Sugar Glider Climbing on Natural Rope

Cage Requirements and Enrichment for Sugar Gliders

Sugar gliders are active creatures and require plenty of room in their cage. As tree-dwelling animals, they are well adapted to jumping, climbing, and vertical movement. The amount of vertical space is more important than the width or square footage of the cage. A good cage size for a pair of sugar gliders should be at least 35 inches tall and have about 12 square feet of interior space (24” x 24” x 35”). It is recommended to provide a cage with wire spacing no more than 1/2 inch wide, to prevent escape. Gliders have opposable thumbs and can climb easily on both horizontal and vertical bars. Claims that cages must have horizontal bars or a specific cage finish are not true, as sugar gliders have no problem climbing on vertical wires and Exotic Nutrition cages have been used successfully for many years. Our most popular cages are the Brisbane Cage and the Borneo Cage (Version II).

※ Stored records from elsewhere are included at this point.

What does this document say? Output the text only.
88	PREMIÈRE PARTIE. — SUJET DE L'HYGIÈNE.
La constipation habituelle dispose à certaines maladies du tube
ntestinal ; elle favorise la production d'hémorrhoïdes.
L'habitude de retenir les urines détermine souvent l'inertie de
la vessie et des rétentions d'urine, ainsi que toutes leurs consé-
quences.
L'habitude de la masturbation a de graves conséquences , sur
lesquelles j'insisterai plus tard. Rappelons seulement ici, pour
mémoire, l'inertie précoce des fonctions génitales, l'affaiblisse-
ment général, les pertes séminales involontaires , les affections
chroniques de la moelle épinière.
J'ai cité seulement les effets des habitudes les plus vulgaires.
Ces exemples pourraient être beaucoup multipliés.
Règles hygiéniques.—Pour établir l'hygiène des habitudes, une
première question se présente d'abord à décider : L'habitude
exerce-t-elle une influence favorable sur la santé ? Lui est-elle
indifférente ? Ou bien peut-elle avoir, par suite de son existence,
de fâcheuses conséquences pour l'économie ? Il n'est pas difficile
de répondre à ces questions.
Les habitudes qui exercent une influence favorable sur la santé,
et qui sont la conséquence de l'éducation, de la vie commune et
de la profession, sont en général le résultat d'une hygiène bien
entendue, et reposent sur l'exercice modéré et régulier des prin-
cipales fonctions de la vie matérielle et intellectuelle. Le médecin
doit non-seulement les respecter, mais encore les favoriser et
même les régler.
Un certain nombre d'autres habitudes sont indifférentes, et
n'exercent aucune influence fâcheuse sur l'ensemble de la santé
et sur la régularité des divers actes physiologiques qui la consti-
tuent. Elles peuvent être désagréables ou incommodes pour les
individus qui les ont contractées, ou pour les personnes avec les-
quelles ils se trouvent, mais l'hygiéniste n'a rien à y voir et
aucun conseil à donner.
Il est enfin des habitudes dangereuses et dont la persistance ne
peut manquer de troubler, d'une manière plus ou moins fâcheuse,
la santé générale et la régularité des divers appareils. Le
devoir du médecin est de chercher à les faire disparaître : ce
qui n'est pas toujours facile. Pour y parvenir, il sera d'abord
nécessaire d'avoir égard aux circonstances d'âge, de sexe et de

To enrich the lives of sugar gliders, it is important to provide nest pouches, toys, and other accessories in their cage. Nest pouches are cloth sacks that can be hung from the sides or roof of the cage to provide a safe and private space for gliders to sleep or retreat to. It is recommended to hang multiple pouches in the cage to provide different sleeping areas. Toys should be provided to promote interest, curiosity, and movement. These can include toys that encourage foraging, branches, ropes, cage plants, shelves, platforms, and ladders. Toys are essential for mental and physical health, as they provide entertainment and stimulate natural foraging instincts. Sugar gliders also enjoy climbing and jumping, so providing branches, ropes, and platforms for exercise is important. An exercise wheel, such as the Silent Runner, can also be a great addition to the cage, providing ample opportunity for exercise. Food and water dishes should be provided, with options such as stainless steel cups or hanging water bottles. It is best to keep dishes near the top of the cage to avoid contamination from falling feces or urine.

Bonding with Sugar Gliders

Bonding with sugar gliders is an important part of establishing a relationship with them. It is easier to bond when gliders are young, but it is still possible to bond with adult gliders as well. Handling joeys or young gliders with a Calming Glove three to four times per day for at least 30 minutes is recommended. Adult gliders may be slow to warm up, but with time and patience, they can become assimilated to a new family. Bonding pouches are useful tools in the bonding process, providing a warm and comfortable place for gliders to relax while being carried around. Treats can also be used to coax gliders out of their pouches and make contact with humans. Our most popular treats are Nectar Pods and Fish Sticks. It is important to be gentle, consistent, patient, and loving in the bonding process.

In conclusion, sugar gliders are fascinating tree-dwelling marsupials that make interesting and interactive pets. Providing a well-rounded, varied diet, suitable housing, enrichment, and bonding opportunities are essential for their well-being. By understanding their natural behaviors and needs, you can create a fulfilling and enriching environment for your sugar gliders.